De 1962 à 1972, Averbakh a été vice-président de la Fédération soviétique des échecs, de 1972 à 1977, président, puis de nombreuses années encore, vice-président. Il a été l’arbitre principal du premier match Karpov-Kasparov en 1984, ainsi que de Kasparov-Short, Londres, 1993, et Kasparov-Kramnik, Londres, 2000.
De 1978 à 1982, il a été membre du comité exécutif de la FIDE.
De 1978 à 1986, il a été membre du Comité central de la FIDE et simultanément président de la Commission de qualification de la Fédération et coprésident de la Commission d’assistance aux pays en développement. De 1986 à 1991, il a été président du comité de la FIDE pour la propagande et la presse.
Averbakh a joué activement jusqu’à l’âge de 83 ans.
Sa femme est décédée à peu près à la même époque, ils étaient ensemble depuis 59 ans.
En septembre 2017, à 96 ans, Averbakh a joué ce qui était probablement sa dernière partie publiée contre Misha Osipov, alors âgé de quatre ans, un événement auquel ont également assisté Spassky et Sergey Karjakin.
Averbakh avec Osipov en Septembre 2017.
Maria Emelianova/Chess.com.
L’été dernier, Averbakh a survécu au Covid-19, et il y a seulement trois mois, le 8 février, il a fêté ses 100 ans, devenant ainsi le tout premier Grand Maître à devenir centenaire.
Dans une interview à Chess.com, il a déclaré qu’il était toujours impliqué dans les échecs, mais dans une moindre mesure.
« Malheureusement, ces dernières années, ma vue et mon ouïe ont beaucoup diminué, si bien que je ne peux plus travailler sur l’ordinateur comme avant », a-t-il regretté.
« Parfois, je rencontre mes collègues et je partage avec eux les idées qui me viennent à l’esprit. Parfois, j’analyse des finales.
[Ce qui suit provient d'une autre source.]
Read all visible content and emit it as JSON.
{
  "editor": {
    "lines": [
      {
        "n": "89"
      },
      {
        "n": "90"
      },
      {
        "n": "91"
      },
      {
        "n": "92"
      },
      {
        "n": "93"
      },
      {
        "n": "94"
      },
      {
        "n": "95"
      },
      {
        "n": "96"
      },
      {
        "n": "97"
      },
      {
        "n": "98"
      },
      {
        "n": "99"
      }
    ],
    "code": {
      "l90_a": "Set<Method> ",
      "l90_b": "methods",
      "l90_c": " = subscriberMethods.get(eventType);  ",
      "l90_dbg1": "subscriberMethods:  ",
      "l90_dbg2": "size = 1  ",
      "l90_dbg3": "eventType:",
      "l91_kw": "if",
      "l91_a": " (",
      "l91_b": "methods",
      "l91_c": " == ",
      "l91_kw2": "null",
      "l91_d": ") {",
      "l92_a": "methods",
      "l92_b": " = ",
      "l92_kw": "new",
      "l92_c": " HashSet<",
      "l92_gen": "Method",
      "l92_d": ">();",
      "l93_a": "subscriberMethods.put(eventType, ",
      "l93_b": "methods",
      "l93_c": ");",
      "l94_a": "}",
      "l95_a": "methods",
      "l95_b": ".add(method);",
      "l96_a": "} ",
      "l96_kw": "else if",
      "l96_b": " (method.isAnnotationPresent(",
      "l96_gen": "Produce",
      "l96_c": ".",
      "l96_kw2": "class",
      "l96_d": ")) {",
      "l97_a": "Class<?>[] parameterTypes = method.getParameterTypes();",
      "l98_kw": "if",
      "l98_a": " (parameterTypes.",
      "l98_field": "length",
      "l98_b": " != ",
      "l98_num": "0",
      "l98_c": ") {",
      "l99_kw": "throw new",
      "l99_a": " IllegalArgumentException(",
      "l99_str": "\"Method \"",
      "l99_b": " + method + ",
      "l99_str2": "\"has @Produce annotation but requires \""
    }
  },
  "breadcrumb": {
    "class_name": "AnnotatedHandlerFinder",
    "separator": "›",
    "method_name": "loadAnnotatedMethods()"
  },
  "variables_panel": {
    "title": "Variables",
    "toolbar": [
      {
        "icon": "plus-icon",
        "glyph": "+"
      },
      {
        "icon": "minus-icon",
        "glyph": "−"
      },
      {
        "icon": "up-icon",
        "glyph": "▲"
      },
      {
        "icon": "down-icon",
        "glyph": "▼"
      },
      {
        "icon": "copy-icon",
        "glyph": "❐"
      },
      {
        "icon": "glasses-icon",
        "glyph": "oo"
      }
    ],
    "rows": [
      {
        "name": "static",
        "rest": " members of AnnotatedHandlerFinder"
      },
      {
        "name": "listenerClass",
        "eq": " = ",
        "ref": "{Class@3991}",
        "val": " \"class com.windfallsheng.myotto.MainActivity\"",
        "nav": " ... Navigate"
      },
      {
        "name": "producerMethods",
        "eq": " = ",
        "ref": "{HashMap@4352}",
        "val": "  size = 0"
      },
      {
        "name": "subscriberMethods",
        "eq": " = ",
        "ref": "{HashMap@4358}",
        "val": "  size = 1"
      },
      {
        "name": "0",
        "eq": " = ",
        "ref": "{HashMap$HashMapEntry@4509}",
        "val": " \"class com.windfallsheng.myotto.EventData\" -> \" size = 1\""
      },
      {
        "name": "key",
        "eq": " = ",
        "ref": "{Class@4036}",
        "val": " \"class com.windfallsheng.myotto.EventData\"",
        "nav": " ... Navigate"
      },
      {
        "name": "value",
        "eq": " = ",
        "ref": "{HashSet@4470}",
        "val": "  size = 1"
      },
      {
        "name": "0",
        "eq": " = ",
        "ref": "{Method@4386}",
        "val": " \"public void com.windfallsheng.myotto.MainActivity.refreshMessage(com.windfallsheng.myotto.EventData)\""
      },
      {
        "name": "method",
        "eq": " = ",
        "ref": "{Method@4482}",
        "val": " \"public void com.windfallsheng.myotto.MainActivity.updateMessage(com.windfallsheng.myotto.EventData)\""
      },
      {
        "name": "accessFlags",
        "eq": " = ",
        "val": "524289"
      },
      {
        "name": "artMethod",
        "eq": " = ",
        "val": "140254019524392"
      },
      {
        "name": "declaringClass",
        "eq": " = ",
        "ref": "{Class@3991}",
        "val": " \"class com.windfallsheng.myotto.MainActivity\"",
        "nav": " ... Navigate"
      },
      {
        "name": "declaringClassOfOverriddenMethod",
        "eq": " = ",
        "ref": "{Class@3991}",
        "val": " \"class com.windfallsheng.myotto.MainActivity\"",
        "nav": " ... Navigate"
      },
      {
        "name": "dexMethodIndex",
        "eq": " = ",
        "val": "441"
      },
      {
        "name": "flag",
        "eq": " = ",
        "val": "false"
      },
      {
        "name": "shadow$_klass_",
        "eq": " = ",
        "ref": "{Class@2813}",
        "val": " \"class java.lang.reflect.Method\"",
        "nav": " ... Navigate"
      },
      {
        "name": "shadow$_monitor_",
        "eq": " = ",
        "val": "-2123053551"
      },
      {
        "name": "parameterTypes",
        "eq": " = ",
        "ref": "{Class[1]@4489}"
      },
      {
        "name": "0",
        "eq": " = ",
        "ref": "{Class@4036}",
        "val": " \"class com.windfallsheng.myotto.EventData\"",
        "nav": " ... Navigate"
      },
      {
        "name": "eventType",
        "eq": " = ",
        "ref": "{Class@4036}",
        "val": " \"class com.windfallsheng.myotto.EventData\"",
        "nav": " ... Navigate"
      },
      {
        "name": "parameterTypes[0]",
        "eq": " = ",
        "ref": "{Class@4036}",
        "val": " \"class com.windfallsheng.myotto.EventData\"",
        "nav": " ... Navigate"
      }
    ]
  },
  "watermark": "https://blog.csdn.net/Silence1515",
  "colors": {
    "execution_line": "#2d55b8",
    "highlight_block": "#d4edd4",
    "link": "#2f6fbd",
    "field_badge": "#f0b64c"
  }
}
Je comprends qu’à l’ère de l’informatique, ces analyses n’ont aucune valeur pratique, mais cette activité m’aide à garder l’esprit vif.
»
Le 4 mai, trois jours avant sa mort, Averbakh a reçu l’Ordre d’honneur par décret du président de la Fédération de Russie pour « sa grande contribution au développement et à la popularisation du mouvement échiquéen russe et international et ses nombreuses années de travail consciencieux. »
Averbakh laisse derrière lui une fille, mariée à Taimanov pendant 10 ans. Le Grand Maître vivant le plus âgé est désormais le serbe Aleksandar Matanovic, co-fondateur deChess Informant.